21st November 2007

European car, parts makers shrug off dollar fall

Many European car and car parts makers have shrugged off the dollar’s fall against the euro because they have hedged against the risk or avoided it altogether by operating plants in the United States.

Some of them like Ferrari and Lamborghini sell their vehicles at such high prices that the impact on their results is minimal. They also benefit from the hedging done by their parent companies: Fiat and Volkswagen, respectively.

Others like France’s Renault and PSA Peugeot do not sell their cars and vans in the United States so the dollar’s behavior is of no consequence to them.

Their vulnerability would lie in eastern Europe and Latin America where they do business in many different currencies.

The few that export to that market are seen as the most exposed to the dollar’s weakness, such as BMW, the biggest premium car maker in the world.

“It is a big issue for BMW,” Maria Bissinger, a Standard & Poor’s corporate ratings director, told the Reuters Autos Summit in Frankfurt. “They face headwinds.”

Fears about the state of the U.S. economy has sent the dollar to record lows against the euro at about $1.4850 per euro.

The Federal Reserve has forecast growth in the world’s biggest economy slowing next year to between 1.8 and 2.5 percent, a sharply lower estimate than those made earlier this year.

The lower forecast comes after defaults on U.S. mortgages hit banks hard and raised the cost of borrowing.

Bissinger said Standard & Poor’s economists expected the dollar to rise above 1.50 against the euro in early 2008.

BMW has said the impact of the dollar on its results would be less this year than in 2006 when it took a hit of 666 million euros. It has also said it was looking at ways to better hedge its foreign exchange exposure.

“They believe in partial hedging and not 100 percent,” said Bissinger. “There are some open gaps in (their) hedging.”

On the other hand, Volkswagen learned its lesson in 2004 and 2005 when it lost 2.4 billion euros from adverse currency effects — and that did not include the additional losses at its Chinese joint ventures due to the dollar-linked Renminbi.

Foreign exchange headwinds only exacted a 300 million euro hit on its operating profit in the first nine months of 2007.

“It has improved its hedging,” Bissinger said. “Much is the same for Daimler”.
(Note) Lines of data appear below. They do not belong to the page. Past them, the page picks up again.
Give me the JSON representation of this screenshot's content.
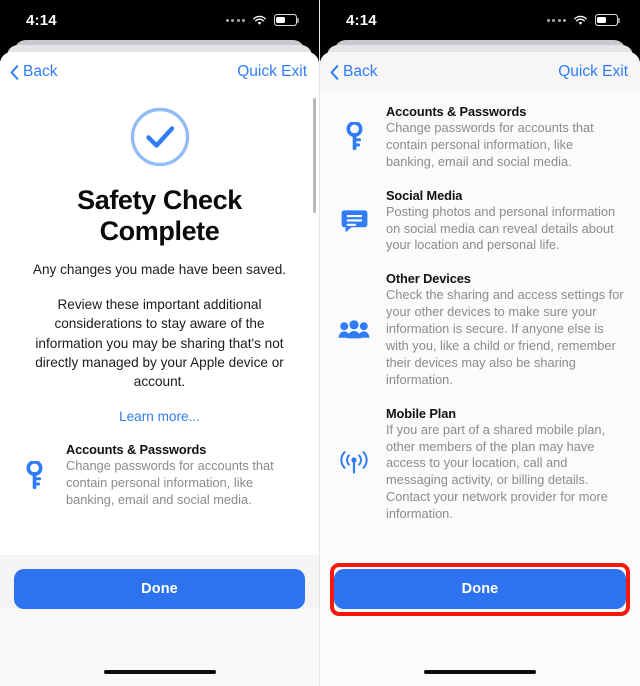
{
  "status_bar": {
    "time": "4:14",
    "signal_icon": "signal-dots-icon",
    "wifi_icon": "wifi-icon",
    "battery_icon": "battery-icon",
    "battery_level_pct": 46
  },
  "colors": {
    "accent_blue": "#2f7cf6",
    "button_blue": "#2f72ef",
    "annotation_red": "#f41b0e",
    "ring_blue": "#8fb9f7",
    "body_gray": "#8b8b90"
  },
  "nav": {
    "back_label": "Back",
    "back_icon": "chevron-left-icon",
    "quick_exit_label": "Quick Exit"
  },
  "left_panel": {
    "check_icon": "check-circle-icon",
    "title": "Safety Check Complete",
    "subtitle": "Any changes you made have been saved.",
    "paragraph": "Review these important additional considerations to stay aware of the information you may be sharing that's not directly managed by your Apple device or account.",
    "learn_more_label": "Learn more...",
    "items": [
      {
        "icon": "key-icon",
        "heading": "Accounts & Passwords",
        "body": "Change passwords for accounts that contain personal information, like banking, email and social media."
      }
    ],
    "done_label": "Done"
  },
  "right_panel": {
    "items": [
      {
        "icon": "key-icon",
        "heading": "Accounts & Passwords",
        "body": "Change passwords for accounts that contain personal information, like banking, email and social media."
      },
      {
        "icon": "message-bubble-icon",
        "heading": "Social Media",
        "body": "Posting photos and personal information on social media can reveal details about your location and personal life."
      },
      {
        "icon": "people-group-icon",
        "heading": "Other Devices",
        "body": "Check the sharing and access settings for your other devices to make sure your information is secure. If anyone else is with you, like a child or friend, remember their devices may also be sharing information."
      },
      {
        "icon": "broadcast-antenna-icon",
        "heading": "Mobile Plan",
        "body": "If you are part of a shared mobile plan, other members of the plan may have access to your location, call and messaging activity, or billing details. Contact your network provider for more information."
      }
    ],
    "done_label": "Done"
  }
}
Andreas Renschler, a Daimler board member and head of the truck division who also took part in the Summit, said the dollar’s impact on the division was “limited” because it built its trucks in the United States, its biggest single market.

“It is all local. So the export issue with the exchange rate is not an issue,” he said. “The only impact we have is on revenues when you convert into euros.”
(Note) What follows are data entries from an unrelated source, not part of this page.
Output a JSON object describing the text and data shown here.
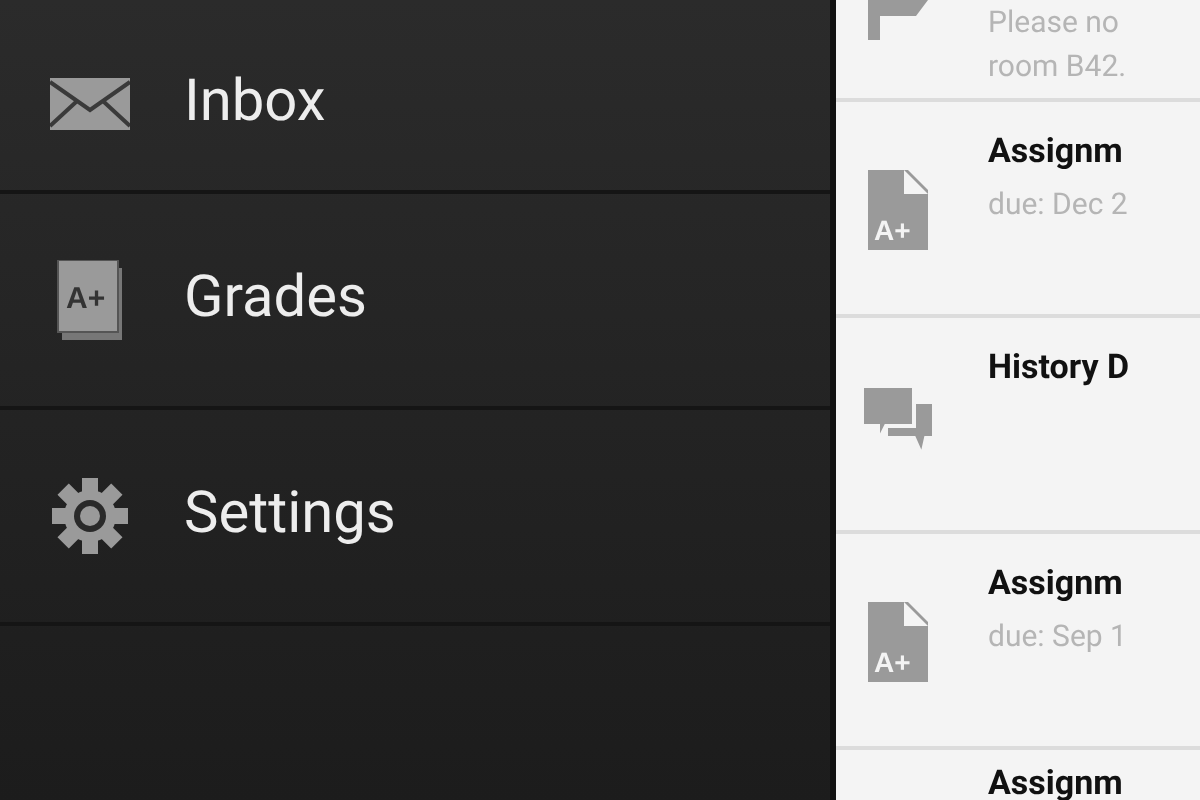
{
  "drawer": {
    "items": [
      {
        "kind": "inbox",
        "label": "Inbox"
      },
      {
        "kind": "grades",
        "label": "Grades",
        "badge": "A+"
      },
      {
        "kind": "settings",
        "label": "Settings"
      }
    ]
  },
  "feed": {
    "items": [
      {
        "kind": "announcement",
        "lines": [
          "Please no",
          "room B42."
        ]
      },
      {
        "kind": "assignment",
        "badge": "A+",
        "title": "Assignm",
        "lines": [
          "due: Dec 2"
        ]
      },
      {
        "kind": "discussion",
        "title": "History D"
      },
      {
        "kind": "assignment",
        "badge": "A+",
        "title": "Assignm",
        "lines": [
          "due: Sep 1"
        ]
      },
      {
        "kind": "assignment",
        "title": "Assignm"
      }
    ]
  }
}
The same went for Valeo, which has 14 plants in the North America making compressors, electrical systems and other parts for auto manufacturers.

“It is not a problem in terms of operations,” Chief Executive Thierry Morin told the Summit. “We have lost 7 percent of sales in the last four years against the dollar (after converting into euros).
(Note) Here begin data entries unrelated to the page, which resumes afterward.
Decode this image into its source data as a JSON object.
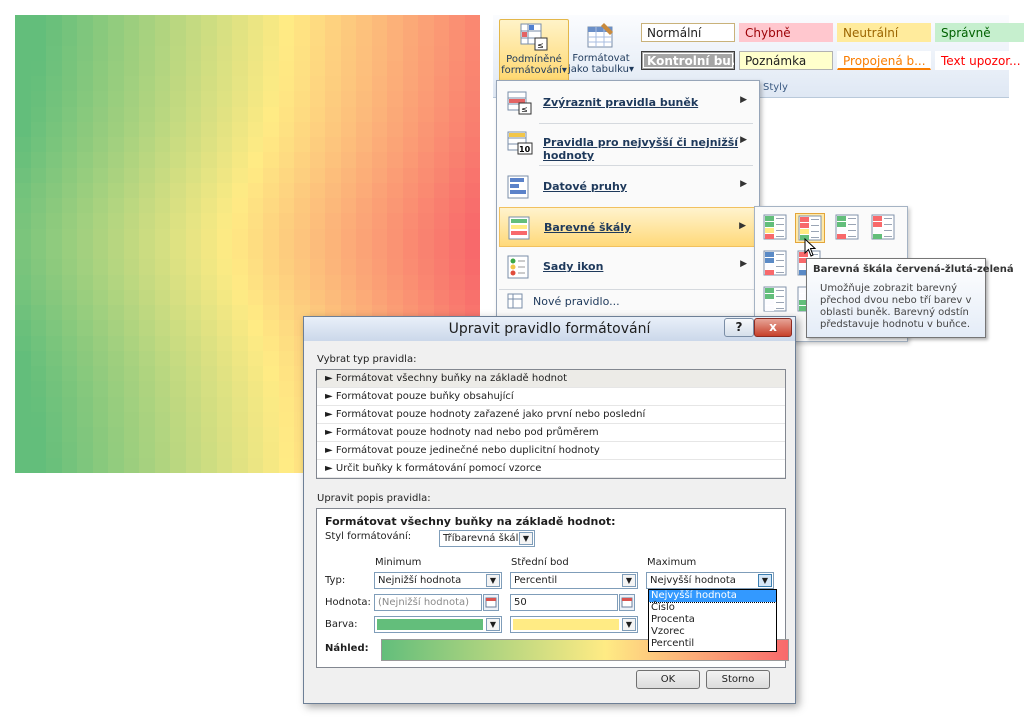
{
  "ribbon": {
    "cond_format": {
      "line1": "Podmíněné",
      "line2": "formátování",
      "arrow": "▾"
    },
    "format_table": {
      "line1": "Formátovat",
      "line2": "jako tabulku",
      "arrow": "▾"
    },
    "styles": [
      {
        "label": "Normální",
        "bg": "#ffffff",
        "fg": "#1e1e1e",
        "border": "#c9b27a"
      },
      {
        "label": "Chybně",
        "bg": "#ffc7ce",
        "fg": "#9c0006",
        "border": "#ffc7ce"
      },
      {
        "label": "Neutrální",
        "bg": "#ffeb9c",
        "fg": "#9c6500",
        "border": "#ffeb9c"
      },
      {
        "label": "Správně",
        "bg": "#c6efce",
        "fg": "#006100",
        "border": "#c6efce"
      },
      {
        "label": "Kontrolní bu...",
        "bg": "#a5a5a5",
        "fg": "#ffffff",
        "border": "#3f3f3f"
      },
      {
        "label": "Poznámka",
        "bg": "#ffffcc",
        "fg": "#1e1e1e",
        "border": "#b2b2b2"
      },
      {
        "label": "Propojená b...",
        "bg": "#ffffff",
        "fg": "#fa7d00",
        "border": "#ffffff"
      },
      {
        "label": "Text upozor...",
        "bg": "#ffffff",
        "fg": "#ff0000",
        "border": "#ffffff"
      }
    ],
    "group_label": "Styly"
  },
  "menu": {
    "items": [
      {
        "label": "Zvýraznit pravidla buněk",
        "icon": "highlight-rules-icon"
      },
      {
        "label": "Pravidla pro nejvyšší či nejnižší hodnoty",
        "icon": "top-bottom-icon"
      },
      {
        "label": "Datové pruhy",
        "icon": "data-bars-icon"
      },
      {
        "label": "Barevné škály",
        "icon": "color-scales-icon"
      },
      {
        "label": "Sady ikon",
        "icon": "icon-sets-icon"
      }
    ],
    "new_rule": "Nové pravidlo...",
    "arrow": "▶"
  },
  "tooltip": {
    "title": "Barevná škála červená-žlutá-zelená",
    "body": "Umožňuje zobrazit barevný přechod dvou nebo tří barev v oblasti buněk. Barevný odstín představuje hodnotu v buňce."
  },
  "dialog": {
    "title": "Upravit pravidlo formátování",
    "help": "?",
    "close": "x",
    "select_type_label": "Vybrat typ pravidla:",
    "rule_types": [
      "► Formátovat všechny buňky na základě hodnot",
      "► Formátovat pouze buňky obsahující",
      "► Formátovat pouze hodnoty zařazené jako první nebo poslední",
      "► Formátovat pouze hodnoty nad nebo pod průměrem",
      "► Formátovat pouze jedinečné nebo duplicitní hodnoty",
      "► Určit buňky k formátování pomocí vzorce"
    ],
    "edit_desc_label": "Upravit popis pravidla:",
    "desc_heading": "Formátovat všechny buňky na základě hodnot:",
    "style_label": "Styl formátování:",
    "style_value": "Tříbarevná škála",
    "col_min": "Minimum",
    "col_mid": "Střední bod",
    "col_max": "Maximum",
    "type_label": "Typ:",
    "value_label": "Hodnota:",
    "color_label": "Barva:",
    "min_type": "Nejnižší hodnota",
    "mid_type": "Percentil",
    "max_type": "Nejvyšší hodnota",
    "min_value": "(Nejnižší hodnota)",
    "mid_value": "50",
    "min_color": "#63be7b",
    "mid_color": "#ffeb84",
    "max_color": "#f8696b",
    "dropdown_options": [
      "Nejvyšší hodnota",
      "Číslo",
      "Procenta",
      "Vzorec",
      "Percentil"
    ],
    "preview_label": "Náhled:",
    "ok": "OK",
    "cancel": "Storno"
  }
}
German wire and cable supplier Leoni also does not have a problem with the exchange rate because its plants like the one in Detroit that makes wiring harnesses did business in dollars, not euros.

“The U.S. dollar situation is not a threat to us,” its chief executive, Klaus Probst, told the Summit. “We have a natural hedge.”

The biggest risk that Leoni faced was the hit that some of its customers could take from the dollar’s weakness, he said.